The chaos erupted just after candidates and their supporters were heading back to their offices and homes after campaigning.
Shortly after, Kyagulanyi tweeted, “Police have shot my driver dead thinking they’ve shot at me. My hotel is now cordoned off by police and Special Forces Command.”
The Special Forces Command protects the president.
Presidential spokesman Don Wanyama also tweeted, posting photos of Museveni’s armored car with the hind window completely smashed. The spokesman said the president’s car had been attacked by opposition supporters.
Museveni was said to be uninjured.
Speaking Tuesday, police spokesperson Emilian Kayima blamed opposition legislators for attacking the president’s car.
“Supporters of candidate Kasiano Wadri with imported support groups led by members of parliament Robert Kyagulani, Francis Zaake, Paul Mwiru, Gerald Karuhanga and former MP Michael Mabike obstructed and violently attacked the presidential motorcade during which one of the vehicles bearing the presidential coat of arms had its windscreen smashed,” said Kayima.
There was no immediate comment from the lawmakers, who remained in police custody.
Kayima said a total of 34 people have been arrested, including journalists Herbert Zziwa and Muwanga Ronald, who were reporting on Tuesday’s violence.

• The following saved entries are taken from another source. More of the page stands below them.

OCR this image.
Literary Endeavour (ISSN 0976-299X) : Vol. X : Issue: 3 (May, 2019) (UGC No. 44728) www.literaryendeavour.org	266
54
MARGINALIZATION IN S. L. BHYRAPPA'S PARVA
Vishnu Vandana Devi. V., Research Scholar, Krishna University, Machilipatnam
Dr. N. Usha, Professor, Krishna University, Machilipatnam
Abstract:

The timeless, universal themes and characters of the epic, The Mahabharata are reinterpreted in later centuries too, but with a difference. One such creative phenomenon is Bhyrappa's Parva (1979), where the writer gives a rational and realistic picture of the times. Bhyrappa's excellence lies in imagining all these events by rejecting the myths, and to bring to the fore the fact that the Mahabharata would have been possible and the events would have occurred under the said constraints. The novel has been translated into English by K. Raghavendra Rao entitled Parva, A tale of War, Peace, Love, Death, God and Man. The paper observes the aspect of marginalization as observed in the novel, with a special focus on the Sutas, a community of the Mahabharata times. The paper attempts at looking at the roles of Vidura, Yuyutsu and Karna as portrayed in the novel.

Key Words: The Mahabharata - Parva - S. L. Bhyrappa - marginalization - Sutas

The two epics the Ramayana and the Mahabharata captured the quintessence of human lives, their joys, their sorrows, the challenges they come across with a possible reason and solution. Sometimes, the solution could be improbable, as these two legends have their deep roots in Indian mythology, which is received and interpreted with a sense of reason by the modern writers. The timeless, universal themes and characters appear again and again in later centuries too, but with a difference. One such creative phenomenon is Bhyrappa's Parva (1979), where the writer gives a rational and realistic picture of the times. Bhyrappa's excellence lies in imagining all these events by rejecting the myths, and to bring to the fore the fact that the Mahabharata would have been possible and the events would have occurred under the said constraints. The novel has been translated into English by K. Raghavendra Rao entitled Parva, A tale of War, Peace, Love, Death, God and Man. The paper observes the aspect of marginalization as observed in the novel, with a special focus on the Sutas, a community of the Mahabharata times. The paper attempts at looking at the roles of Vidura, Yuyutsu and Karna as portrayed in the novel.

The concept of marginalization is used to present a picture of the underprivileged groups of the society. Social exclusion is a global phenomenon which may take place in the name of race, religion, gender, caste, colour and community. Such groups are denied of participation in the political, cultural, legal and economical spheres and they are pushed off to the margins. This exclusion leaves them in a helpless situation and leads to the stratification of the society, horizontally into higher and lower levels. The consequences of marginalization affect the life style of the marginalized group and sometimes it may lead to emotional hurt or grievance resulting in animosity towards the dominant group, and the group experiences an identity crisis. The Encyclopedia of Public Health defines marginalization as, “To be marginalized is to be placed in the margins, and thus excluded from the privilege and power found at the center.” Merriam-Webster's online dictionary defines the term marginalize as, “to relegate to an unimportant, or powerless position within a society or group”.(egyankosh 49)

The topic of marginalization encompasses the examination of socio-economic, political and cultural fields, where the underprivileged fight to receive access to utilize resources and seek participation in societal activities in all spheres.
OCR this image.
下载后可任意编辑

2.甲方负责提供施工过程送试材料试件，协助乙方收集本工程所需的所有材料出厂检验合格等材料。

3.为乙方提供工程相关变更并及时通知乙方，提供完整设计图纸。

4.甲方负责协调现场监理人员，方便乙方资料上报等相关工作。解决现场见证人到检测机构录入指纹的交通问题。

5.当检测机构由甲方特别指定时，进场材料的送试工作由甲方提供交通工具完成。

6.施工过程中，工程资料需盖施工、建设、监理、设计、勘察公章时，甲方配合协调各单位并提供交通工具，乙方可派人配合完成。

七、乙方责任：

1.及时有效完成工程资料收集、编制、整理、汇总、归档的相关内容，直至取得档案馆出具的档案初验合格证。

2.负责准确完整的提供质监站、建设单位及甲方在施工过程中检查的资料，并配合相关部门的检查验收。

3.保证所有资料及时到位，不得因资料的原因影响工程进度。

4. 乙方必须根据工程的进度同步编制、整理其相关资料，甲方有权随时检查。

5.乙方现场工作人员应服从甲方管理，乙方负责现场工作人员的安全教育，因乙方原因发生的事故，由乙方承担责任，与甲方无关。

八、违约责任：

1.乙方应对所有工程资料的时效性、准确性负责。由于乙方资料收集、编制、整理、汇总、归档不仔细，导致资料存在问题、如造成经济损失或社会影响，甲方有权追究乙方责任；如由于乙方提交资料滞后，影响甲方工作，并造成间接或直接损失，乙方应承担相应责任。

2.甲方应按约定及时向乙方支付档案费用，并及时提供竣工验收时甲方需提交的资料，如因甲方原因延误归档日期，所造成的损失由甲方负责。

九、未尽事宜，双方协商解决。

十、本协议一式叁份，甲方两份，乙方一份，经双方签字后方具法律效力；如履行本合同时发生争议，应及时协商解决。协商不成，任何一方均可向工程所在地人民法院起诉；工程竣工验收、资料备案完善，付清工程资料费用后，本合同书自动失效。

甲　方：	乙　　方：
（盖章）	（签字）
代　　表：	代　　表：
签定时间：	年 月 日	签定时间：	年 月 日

Police have charged the two with inciting violence and malicious damage.
Robert Sempala, the national coordinator of the Human Rights Network for Journalists, decried the arrests.
“This is certainly abuse of power. Its abuse of office. It is acting with impunity. But we also think that it points to an election that is certainly riddled with injustice or that is likely to be not free and not fair,” he said.
The hotly contested seat in Arua fell vacant after the assassination of Arua municipality legislator Ibrahim Abiriga in June. Twelve candidates are vying to replace him.
Some Ugandans are asking why Bobi Wine’s driver, Yasin Kawuma, was shot and killed.
“The security owes an explanation to Ugandans in respect to the circumstances under which this innocent young man was shot dead,” said Expedito Sebayiga, a resident of Arua. “Am convinced that, he had parked. And being that he was just sitting in the vehicle, for what reason was such a person shot?”
The by-election is set for Wednesday, with the ruling National Resistance Movement party led by Museveni fighting to retain the seat.